We found the bowser OK at the state-of-the-art Ninoy Aquino International Airport, where the fuel rolls out in a customised Merc that looks like the space shuttle.
However, when Charlie flashed his Black Amex card, said to be the world's most acknowledged black hole for unlimited spending of any kind anywhere, our smiling runway attendant put the nozzle and hose back in its slot, saying "efectivo, efectivo".
Charlie and I were totally confused until our clever linguist Louise said: "That's Spanish for cash!" When you have cornered the supply and the demand just ain't gonna go away, cash is king, fancy credit cards notwithstanding. Economics 101.
So after a quick whip-around and a hurried visit to the closest ATM, which was far away, we were off on the final leg to Shanghai.
Louise was a reluctant passenger. Her last visit to this great commercial city and international trading gateway for centuries was in the early 1980s. So when we said she could do some shopping while we had a meeting or two, she looked sceptical. "Last time I was there, they all wore exactly the same clothes."
Despite all the commentary on China in our media, including this column, it takes a visit to begin to really understand the mind-boggling changes that have occurred since Deng Xiaoping saw the international trading light.

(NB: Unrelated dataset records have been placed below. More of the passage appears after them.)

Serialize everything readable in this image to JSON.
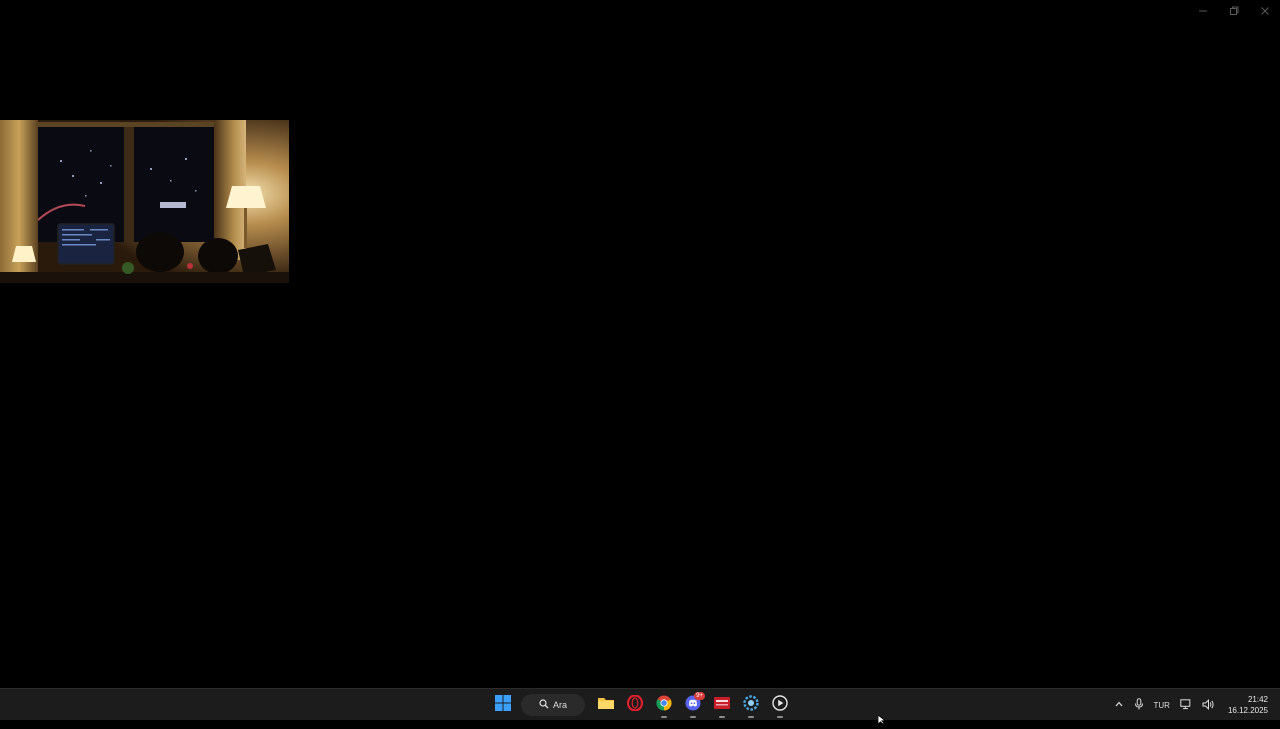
{
  "window": {
    "caption": {
      "minimize_icon": "minimize-icon",
      "restore_icon": "restore-icon",
      "close_icon": "close-icon"
    }
  },
  "desktop": {
    "photo": {
      "subject": "night room with window city view, lamps, monitor"
    }
  },
  "taskbar": {
    "start_icon": "windows-start-icon",
    "search": {
      "label": "Ara",
      "icon": "search-icon"
    },
    "apps": [
      {
        "name": "file-explorer",
        "icon": "folder-icon",
        "running": false
      },
      {
        "name": "opera",
        "icon": "opera-icon",
        "running": false
      },
      {
        "name": "chrome",
        "icon": "chrome-icon",
        "running": true
      },
      {
        "name": "discord",
        "icon": "discord-icon",
        "running": true,
        "badge": "9+"
      },
      {
        "name": "recording-app",
        "icon": "red-app-icon",
        "running": true
      },
      {
        "name": "settings-app",
        "icon": "blue-gear-app-icon",
        "running": true
      },
      {
        "name": "media-player",
        "icon": "play-icon",
        "running": true
      }
    ],
    "tray": {
      "chevron_icon": "chevron-up-icon",
      "mic_icon": "microphone-icon",
      "language": "TUR",
      "network_icon": "network-icon",
      "volume_icon": "volume-icon",
      "time": "21:42",
      "date": "16.12.2025"
    }
  },
  "colors": {
    "taskbar_bg": "#1c1c1c",
    "desktop_bg": "#000000",
    "accent_blue": "#3ba0ff"
  }
}
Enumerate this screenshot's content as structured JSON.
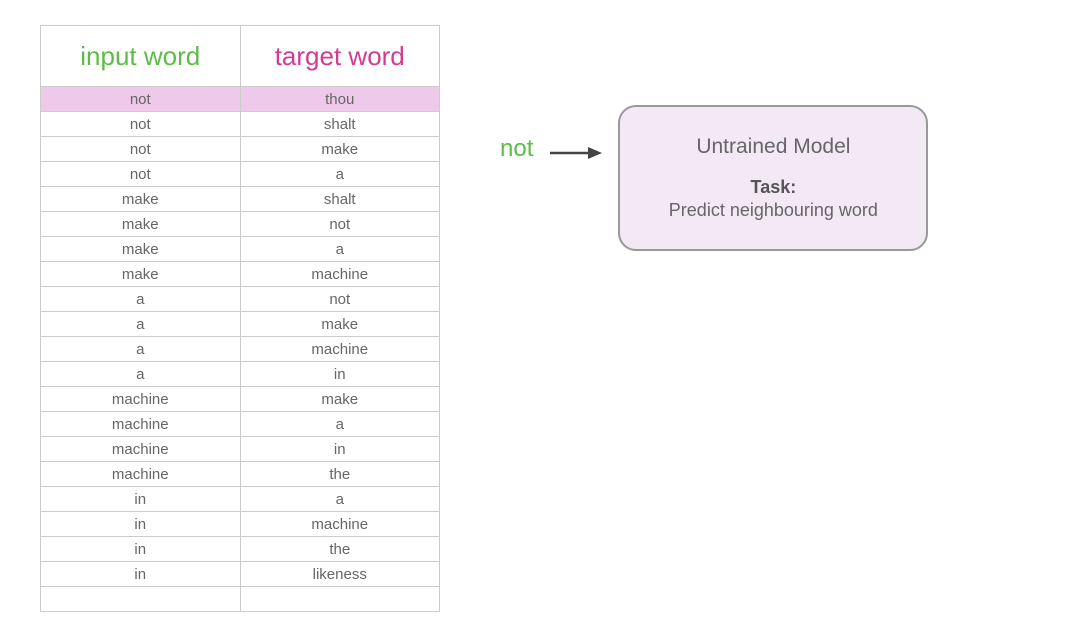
{
  "table": {
    "headers": {
      "input": "input word",
      "target": "target word"
    },
    "rows": [
      {
        "input": "not",
        "target": "thou",
        "highlighted": true
      },
      {
        "input": "not",
        "target": "shalt",
        "highlighted": false
      },
      {
        "input": "not",
        "target": "make",
        "highlighted": false
      },
      {
        "input": "not",
        "target": "a",
        "highlighted": false
      },
      {
        "input": "make",
        "target": "shalt",
        "highlighted": false
      },
      {
        "input": "make",
        "target": "not",
        "highlighted": false
      },
      {
        "input": "make",
        "target": "a",
        "highlighted": false
      },
      {
        "input": "make",
        "target": "machine",
        "highlighted": false
      },
      {
        "input": "a",
        "target": "not",
        "highlighted": false
      },
      {
        "input": "a",
        "target": "make",
        "highlighted": false
      },
      {
        "input": "a",
        "target": "machine",
        "highlighted": false
      },
      {
        "input": "a",
        "target": "in",
        "highlighted": false
      },
      {
        "input": "machine",
        "target": "make",
        "highlighted": false
      },
      {
        "input": "machine",
        "target": "a",
        "highlighted": false
      },
      {
        "input": "machine",
        "target": "in",
        "highlighted": false
      },
      {
        "input": "machine",
        "target": "the",
        "highlighted": false
      },
      {
        "input": "in",
        "target": "a",
        "highlighted": false
      },
      {
        "input": "in",
        "target": "machine",
        "highlighted": false
      },
      {
        "input": "in",
        "target": "the",
        "highlighted": false
      },
      {
        "input": "in",
        "target": "likeness",
        "highlighted": false
      },
      {
        "input": "",
        "target": "",
        "highlighted": false
      }
    ]
  },
  "diagram": {
    "input_word": "not",
    "model_title": "Untrained Model",
    "task_label": "Task:",
    "task_description": "Predict neighbouring word"
  }
}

Within two hours of arriving, Louise was back at the hotel with arms full of European label clothes plus a bottle of Jacobs Creek as a thank you gift for Charlie for giving her a lift.
"Wow - I'll never have to go to Europe to shop again ... but I am sorry about the wine. Have you seen the price of a Penfolds Bin 620 - $1000!"
There's a lesson here for all of us, and Penfolds is doing a great job in showing the way. The future for trade with China is moving quickly from unprocessed raw materials to the most refined and sophisticated products on earth.
So while we have been making some headway with sales of reasonably high-end food and wine to the booming middle classes, Penfolds is targeting the super-rich. Its most elite drop is the Penfolds Ampoule and it sells to the Chinese for $168,000 a bottle.
This is a country that has gone from being universally dressed in Mao suits to becoming the biggest jewellery market in the world in 30 years. Right now it's the world's second-biggest market for luxury cosmetics and the world's third-largest red wine-consuming country on the globe.
China is already our second-largest cheese export market, but if we are to really take advantage of our unique position of being part of the same region, then we need to ramp up our products into the super premium category and beat the old European countries at their own game.
And cheese is a good example. The clever young grocer at the European in Spring Street, Melbourne, tells me that the NSW Southern Highlands are very similar to the region of France that produces their great Gruyere de Comte. We have the climate and the soils. All we need is some sensible relaxation of quarantine laws to import the starting culture and the Montbeliarde cows, and we can produce the finest cheeses in the world for the wealthiest market in the world right on our doorstep.
But we have to learn to move quickly - like the Chinese themselves. It's very salutary to realise that a 420 kilometre underground railway network was built in Shanghai in the same time it took the NSW government to think about an integrated ticketing system.
We like to think that we can punch above our weight. Now's the time to prove it and bring home the cash.